I suggest that in delivering personal safety advice, police should favour advice that focusses on instrumental activities in the interests of preserving women’s non-instrumental goals. Many pieces of advice do this already. Consider, for example, advice to women on how to avoid drink spiking (not leaving drinks unattended in bars, etc.), or the recommendation that they catch a taxi home when they have been out drinkingFootnote 3. Stumbling home drunk is hardly a non-instrumental goal, so following this advice should not impact on a woman’s liberty in any meaningful sense. Instead, the advice helps women achieve their goal of having a fun night out.
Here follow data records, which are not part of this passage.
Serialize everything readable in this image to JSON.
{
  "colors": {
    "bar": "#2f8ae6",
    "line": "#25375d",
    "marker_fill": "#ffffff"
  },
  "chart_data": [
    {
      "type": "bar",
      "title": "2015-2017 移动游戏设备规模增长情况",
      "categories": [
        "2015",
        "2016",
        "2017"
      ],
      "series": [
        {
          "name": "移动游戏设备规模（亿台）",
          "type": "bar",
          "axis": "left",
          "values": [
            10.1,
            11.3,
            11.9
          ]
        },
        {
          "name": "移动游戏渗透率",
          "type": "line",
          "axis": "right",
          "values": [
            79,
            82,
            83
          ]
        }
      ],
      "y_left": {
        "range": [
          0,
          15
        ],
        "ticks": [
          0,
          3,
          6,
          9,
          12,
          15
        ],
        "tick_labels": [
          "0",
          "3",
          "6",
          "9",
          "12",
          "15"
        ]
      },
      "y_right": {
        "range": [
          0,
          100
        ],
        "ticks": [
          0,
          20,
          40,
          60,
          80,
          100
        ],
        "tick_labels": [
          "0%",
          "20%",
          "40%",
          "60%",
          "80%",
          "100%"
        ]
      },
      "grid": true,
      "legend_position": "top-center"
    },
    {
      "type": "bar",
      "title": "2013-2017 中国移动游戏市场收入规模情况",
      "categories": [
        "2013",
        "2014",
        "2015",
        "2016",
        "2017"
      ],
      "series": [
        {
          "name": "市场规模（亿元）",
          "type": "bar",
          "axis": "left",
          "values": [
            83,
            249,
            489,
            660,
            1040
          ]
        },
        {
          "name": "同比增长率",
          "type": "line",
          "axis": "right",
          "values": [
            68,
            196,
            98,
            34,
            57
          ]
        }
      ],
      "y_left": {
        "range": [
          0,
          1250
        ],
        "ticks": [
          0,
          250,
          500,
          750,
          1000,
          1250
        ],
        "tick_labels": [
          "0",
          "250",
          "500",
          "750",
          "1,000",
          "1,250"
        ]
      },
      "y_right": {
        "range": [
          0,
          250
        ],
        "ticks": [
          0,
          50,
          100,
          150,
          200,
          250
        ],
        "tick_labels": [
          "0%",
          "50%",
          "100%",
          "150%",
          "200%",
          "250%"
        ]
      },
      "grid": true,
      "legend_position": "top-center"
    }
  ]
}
Of course, favouring instrumental advice need not imply that police should never give advice about non-instrumental behaviours. Such advice may be warranted in more extreme circumstances. For example, while blanket advice about avoiding parks is not ordinarily justifiable, it may be justified when an at-large offender (as in the case of our thought experiment) is actively targeting women in parks in a locality. Nevertheless, the threshold for issuing advice that recommends women abandon or alter a non-instrumental goal would be higher because it comes at a greater cost to women.

4 Conclusion

Are police officers justified in warning the public about the risk posed by a flooded stream? If so, are they also justified in warning women about the threat posed by an at-large murderer? It may be tempting to think that there are relevant differences between personal safety advice addressing gendered violence and personal safety advice addressing threats from impersonal sources, however this paper has argued that these differences disappear under close examination.

Perhaps the strongest concern relates to the long history of state-sponsored discrimination suffered by women. Nevertheless, it seems credible that, rather than reinforcing discrimination, sound safety advice may support women in eschewing excessive caution in favour of a form of prudence that fosters individual flourishing, especially if the advice relates to women’s instrumental activities rather than their non-instrumental goals. If so, then sound safety advice may be better conceived as ‘freedom enabling’ than ‘victim blaming’.

Finally, if my responses to these concerns are found unpersuasive, this still leaves us with the disconcerting position that a police officer may justly warn a female park user that she risks death by drowning but not that she risks death by homicide. This is a difficult bullet to bite.